Don’t want to get sick this flu season? It could be time to change up your fitness routine.
There’s some evidence to suggest that prolonged, intense exercise — like the type that’s necessary in the weeks and months before a marathon and the time of the race itself — can reduce your body’s ability to fend off colds and the flu.
During intense training sessions and after a big event, several key parts of the immune system — including special types of white blood cells called neutrophils and the body’s natural killer cells, the target-and-destroy agents of the immune response — appear to grind to a slow halt.
A hushed immune system would allow viruses to creep in and establish a foothold. That could explain why cold and flu symptoms are often higher for athletes during periods of endurance training, although scientists still aren’t quite sure about the reasons behind this link.
Depending on the length and intensity of the workout, this period of heightened vulnerability can last anywhere from several hours to a few days.
Exercise And The Immune System
When we work our bodies to their maximum, we divert all of our resources to powering our muscles and making each breath as efficient as possible. It’s an intense, taxing process.

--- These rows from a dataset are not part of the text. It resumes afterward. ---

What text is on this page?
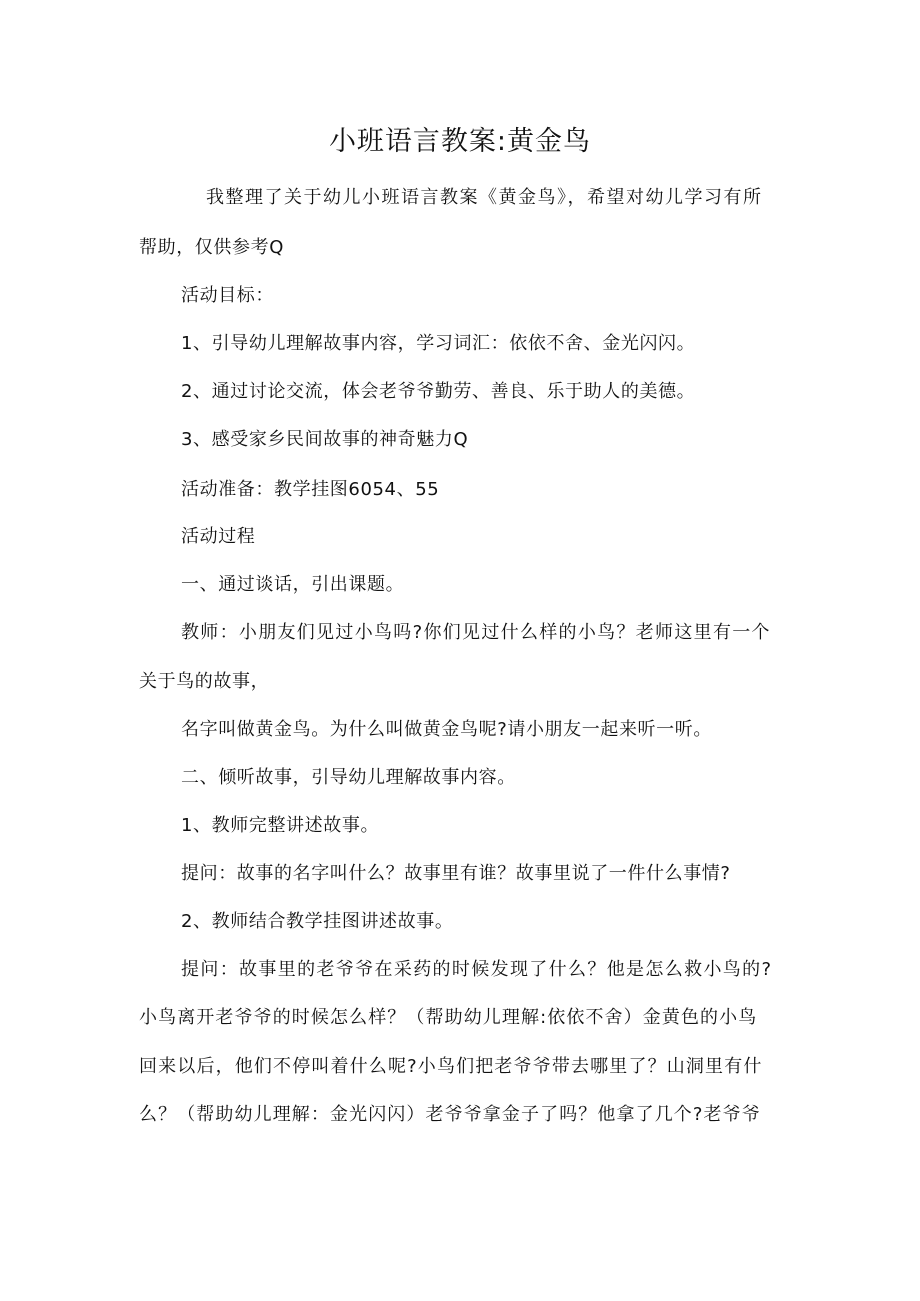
小班语言教案:黄金鸟

我整理了关于幼儿小班语言教案《黄金鸟》，希望对幼儿学习有所

帮助，仅供参考Q

活动目标：

1、引导幼儿理解故事内容，学习词汇：依依不舍、金光闪闪。

2、通过讨论交流，体会老爷爷勤劳、善良、乐于助人的美德。

3、感受家乡民间故事的神奇魅力Q

活动准备：教学挂图6054、55

活动过程

一、通过谈话，引出课题。

教师：小朋友们见过小鸟吗?你们见过什么样的小鸟？老师这里有一个

关于鸟的故事，

名字叫做黄金鸟。为什么叫做黄金鸟呢?请小朋友一起来听一听。

二、倾听故事，引导幼儿理解故事内容。

1、教师完整讲述故事。

提问：故事的名字叫什么？故事里有谁？故事里说了一件什么事情?

2、教师结合教学挂图讲述故事。

提问：故事里的老爷爷在采药的时候发现了什么？他是怎么救小鸟的?

小鸟离开老爷爷的时候怎么样？（帮助幼儿理解:依依不舍）金黄色的小鸟

回来以后，他们不停叫着什么呢?小鸟们把老爷爷带去哪里了？山洞里有什

么？（帮助幼儿理解：金光闪闪）老爷爷拿金子了吗？他拿了几个?老爷爷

Scientists still aren’t sure why overdoing it seems to make us more vulnerable to colds and the flu, but it’s not hard to imagine that hours upon hours of pushing our bodies to the limit could leave us a bit more fragile than when we started.
By comparison, moderate, regular exercise appears to have the opposite effect: people who work out at least a few times a week not only have less of a chance of catching a cold or the flu but also show symptoms for a shorter time.
So remember: Work too hard (or not at all) and you could increase your chances of getting sick. Do it in moderation and you might just give your immune system a boost.